Analysis using both light and scanning electron microscopy of one of the explanted NewColorIris devices shows surface and edge characteristics that deviate significantly from the appearance of other currently US Food and Drug Administration–approved anterior chamber implants on scanning electron microscopy.¹ Specifically, the posterior surface of the NewColorIris implant has an irregular surface architecture and the edge has a very rough, nearly serrated appearance on close examination (Figure 3). These morphologic features support our contention that the surface characteristics of the NewColorIris contributed to ocular inflammation, secondary glaucoma, and endothelial cell loss in both patients. The edge profile appears to have been particularly deleterious to patient 2 due to direct apposition of the device against the angle structures as demonstrated by OCT.

These 2 cases add to a growing body of literature regarding profound anterior segment damage, including uveitis, glaucoma, and corneal decompensation, secondary to NewColorIris implantation.² While not approved by the US Food and Drug Administration for implantation in the United States, the NewColorIris poses a very real risk to patients willing to travel abroad to have it implanted. As we have demonstrated by anterior segment OCT and light and scanning electron microscopy, the NewColorIris device has intraocular positioning and surface characteristics that likely contribute to its poor tolerance in the anterior chamber of some patients. Specifically, if the device is undersized relative to the anterior chamber, it may not sit properly and can then contact the corneal endothelium (as in case 1). Alternatively, it can cause direct damage to angle structures in those with less generously sized anterior segments, which can lead to glaucomatous angle changes such as synechiae. This was particularly evident in case 2, in which profound angle damage was inflicted in the setting of an implant that was shown by OCT to be directly apposing the angle structures prior to its explantation. It is our feeling that the surface characteristics of the implant, particularly its relative surface irregularity compared with other better-tolerated anterior segment implants, were responsible for significant ocular inflammation in both patients in this series. The medical literature demonstrates that inappropriately sized anterior chamber implants deleteriously affect corneal endothelial cell counts and angle structures, as shown in the analysis of phakic intraocular lens tolerance.³ Although implant design and positioning issues strongly influenced these outcomes, the biocompatibility of the material and chemical coloring of the NewColorIris device may have also contributed to these complications; however, we were unable to confirm this.

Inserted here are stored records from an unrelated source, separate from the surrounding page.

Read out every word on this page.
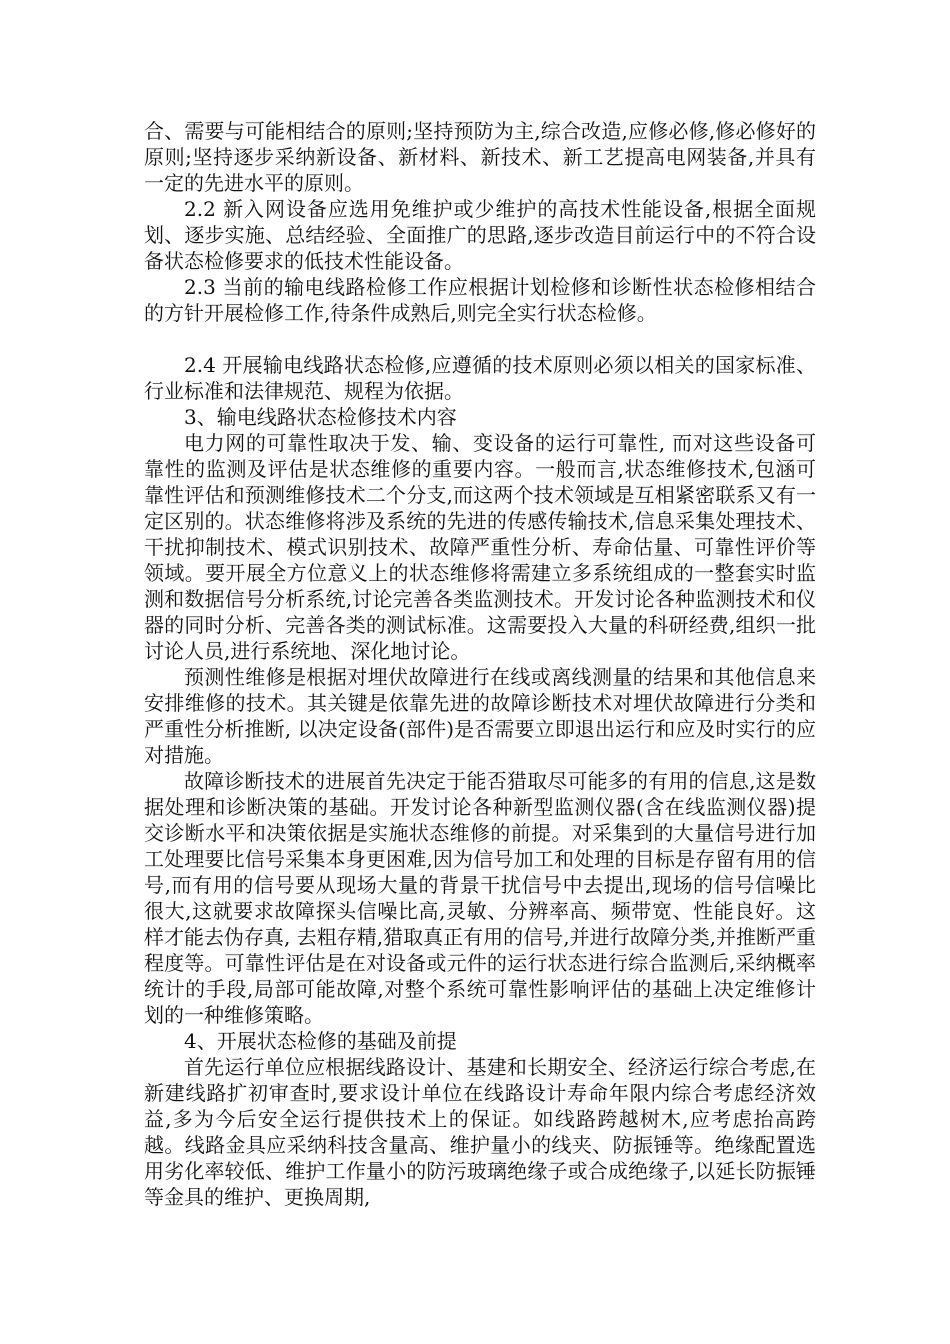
合、需要与可能相结合的原则;坚持预防为主,综合改造,应修必修,修必修好的原则;坚持逐步采纳新设备、新材料、新技术、新工艺提高电网装备,并具有一定的先进水平的原则。

2.2 新入网设备应选用免维护或少维护的高技术性能设备,根据全面规划、逐步实施、总结经验、全面推广的思路,逐步改造目前运行中的不符合设备状态检修要求的低技术性能设备。

2.3 当前的输电线路检修工作应根据计划检修和诊断性状态检修相结合的方针开展检修工作,待条件成熟后,则完全实行状态检修。

2.4 开展输电线路状态检修,应遵循的技术原则必须以相关的国家标准、行业标准和法律规范、规程为依据。

3、输电线路状态检修技术内容

电力网的可靠性取决于发、输、变设备的运行可靠性, 而对这些设备可靠性的监测及评估是状态维修的重要内容。一般而言,状态维修技术,包涵可靠性评估和预测维修技术二个分支,而这两个技术领域是互相紧密联系又有一定区别的。状态维修将涉及系统的先进的传感传输技术,信息采集处理技术、干扰抑制技术、模式识别技术、故障严重性分析、寿命估量、可靠性评价等领域。要开展全方位意义上的状态维修将需建立多系统组成的一整套实时监测和数据信号分析系统,讨论完善各类监测技术。开发讨论各种监测技术和仪器的同时分析、完善各类的测试标准。这需要投入大量的科研经费,组织一批讨论人员,进行系统地、深化地讨论。

预测性维修是根据对埋伏故障进行在线或离线测量的结果和其他信息来安排维修的技术。其关键是依靠先进的故障诊断技术对埋伏故障进行分类和严重性分析推断, 以决定设备(部件)是否需要立即退出运行和应及时实行的应对措施。

故障诊断技术的进展首先决定于能否猎取尽可能多的有用的信息,这是数据处理和诊断决策的基础。开发讨论各种新型监测仪器(含在线监测仪器)提交诊断水平和决策依据是实施状态维修的前提。对采集到的大量信号进行加工处理要比信号采集本身更困难,因为信号加工和处理的目标是存留有用的信号,而有用的信号要从现场大量的背景干扰信号中去提出,现场的信号信噪比很大,这就要求故障探头信噪比高,灵敏、分辨率高、频带宽、性能良好。这样才能去伪存真, 去粗存精,猎取真正有用的信号,并进行故障分类,并推断严重程度等。可靠性评估是在对设备或元件的运行状态进行综合监测后,采纳概率统计的手段,局部可能故障,对整个系统可靠性影响评估的基础上决定维修计划的一种维修策略。

4、开展状态检修的基础及前提

首先运行单位应根据线路设计、基建和长期安全、经济运行综合考虑,在新建线路扩初审查时,要求设计单位在线路设计寿命年限内综合考虑经济效益,多为今后安全运行提供技术上的保证。如线路跨越树木,应考虑抬高跨越。线路金具应采纳科技含量高、维护量小的线夹、防振锤等。绝缘配置选用劣化率较低、维护工作量小的防污玻璃绝缘子或合成绝缘子,以延长防振锤等金具的维护、更换周期,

Scientific data on the safety of this device are lacking in the published literature. Therefore, given its lack of adequate clinical testing and a growing body of literature describing potentially vision-threatening complications related to its implantation, we advise patients to avoid undergoing implantation of the NewColorIris prosthesis. Additionally, eye care professionals should warn patients interested in this procedure of these potential complications. Other iris devices have proven very safe and effective, and patients requiring noncosmetic iris reconstruction may consider using other posterior chamber and secured iris reconstructive devices such as those from Morcher, Ophtec, and HumanOptics (ArtificialIris). Finally, those who have already undergone cosmetic iris implantation should be closely monitored for complications, and explantation of the iris prosthesis should be undertaken at the earliest sign of ocular intolerance.